Coming Up for Air by Sharon O’Donnell
I’ve been absent from writing for this blog since May; I wrote my blog for about 6 months and then in May, I decided I needed to take a break from it due to my middle son’s ongoing battle with anxiety. He’s had severe anxiety and OCD repetitive thoughts since late October of 2010, and after being somewhat under control with medication, it flared again in the spring. When he goes through these low points, it affects the entire family, especially me. He might be 17 now, but in my eyes he is still my baby, and I feel I have to protect him. Thus, when he has an anxiety flare-up, my world seems to stop as I focus totally on him: I do constant research on the Internet about his most recent flare-up, I’m on the phone with his doctors, I’m sending emails to coaches and teachers, etc., etc. For the most part, I can’t write — I just don’t have it in me. Going through all this with my son drains me emotionally, mentally, and physically. It’s exhausting.

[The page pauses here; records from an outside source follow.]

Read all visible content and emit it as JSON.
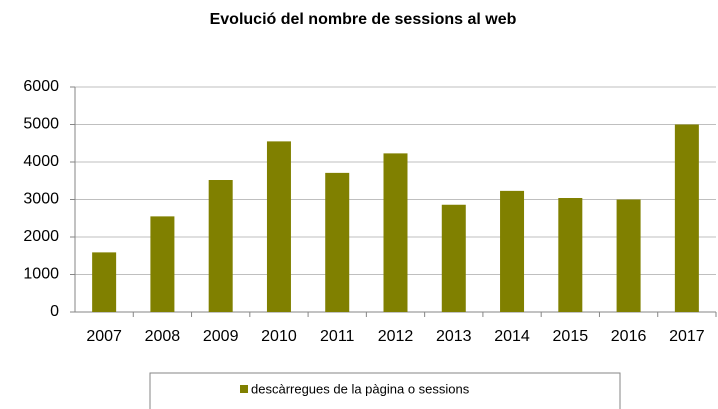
{
  "chart_data": {
    "type": "bar",
    "title": "Evolució del nombre de sessions al web",
    "categories": [
      "2007",
      "2008",
      "2009",
      "2010",
      "2011",
      "2012",
      "2013",
      "2014",
      "2015",
      "2016",
      "2017"
    ],
    "series": [
      {
        "name": "descàrregues de la pàgina o sessions",
        "color": "#808000",
        "values": [
          1590,
          2550,
          3520,
          4550,
          3710,
          4230,
          2860,
          3230,
          3040,
          3000,
          5000
        ]
      }
    ],
    "ylim": [
      0,
      6000
    ],
    "yticks": [
      0,
      1000,
      2000,
      3000,
      4000,
      5000,
      6000
    ],
    "grid": true,
    "legend": "bottom"
  }
}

When I feel sometimes that his anxiety is under control, I slowly start to once again get interested in the other things in my life like writing, getting together with friends, going to movies, and working on other projects of mine. Literally, it feels like I’m coming up for air after being under water for a long time. And then BAM! My son’s anxiety will flare again, and I’m back under water. When he hits those low points, it totally overwhelms me. I’ve resigned myself to the fact that this is a pattern and that there will be a few weeks of ‘being okay’ followed by an anxiety flare-up, and then it will repeat again. We can’t let the low points/flare-ups get us down too much because the pattern shows that things will get better again. But then they seem to get worse, and when my son nosedives, he nosedives quickly.
His anxiety, unfortunately, is not about school or performing on his high school sports teams; it’s about life in general, and he constantly asks questions in his head about how life began, what more is there out there, why things in history happened as they did, etc. He comes from a religious home, he’s gone to church and Sunday school, Boy Scouts, etc., but still these questions come because this is the way the OCD has chosen to manifest itself now. It’s called existential anxiety, and it’s awful. In middle school, the OCD showed up in milder forms like his getting indigestion a lot, but last year, it showed up this way, which is so much tougher. The trick is — and it does seem to be a trick — is for him to learn to manage these thoughts and not to let them take over his mind because when they do, he literally becomes unable to function. He can’t go to school, he can’t go anywhere with friends, he can’t even make himself focus enough to play the games he loves (baseball and basketball). We don’t know when the anxiety will worsen and he will suddenly become like this, and I am always feeling like I’m waiting for the other shoe to drop, so to speak. It’s an awful way to live, and I know for myself, for my family, and for my son, I have to get past this myself and not be so overwhelmed and emotional when these flare-ups occur. Easier said than done, though.
Over the summer, he spent a week having a team of doctors evaluate him, and he is now on a second anti-anxiety medication (the first one he was on in May led to a serotonin excess in his system which caused him to crash). Since he is evidently sensitive to these meds, they have to be regulated to the correct dosage because too little or too much can cause similar bad effects (we’ve also tried natural supplements that are precursors to serotonin but that didn’t work). So doctors have gradually increased the new medication, and it’s been doing well overall — but still, there have been a few blips in the past few weeks where he feels bad. I’m hoping and praying that they will remain blips here and there that he will learn to manage (he has therapy with a psychiatrist/psychologist) so they will not become major flare-ups.
The junior year of high school (which he had last year) and his current senior year are very stressful for any student, but particularly for teens like him. Add in all the bad news they hear 24/7 like about terrorism, the terrible economy, the environment — and then throw in how competitive it is to get into college these days – and wow, it can be mind-boggling. It’s scary how many teens have similar problems with anxiety, and I fear that we are creating a society dependent on these drugs because of the anxiety and depression. I’m not sure what to do about it.
I do know that all of this certainly has put things in perspective. I really savor the good days and good times with my son — and my two other sons, too. And I just hope and pray that as my son matures (which he has a lot in the past year with this anxiety), the anxiety will lessen — and as the stresses of high school and getting into college decrease — so will these OCD thoughts. In the meantime, we have to hold on and keep taking deep breaths even when we feel like we’re under water.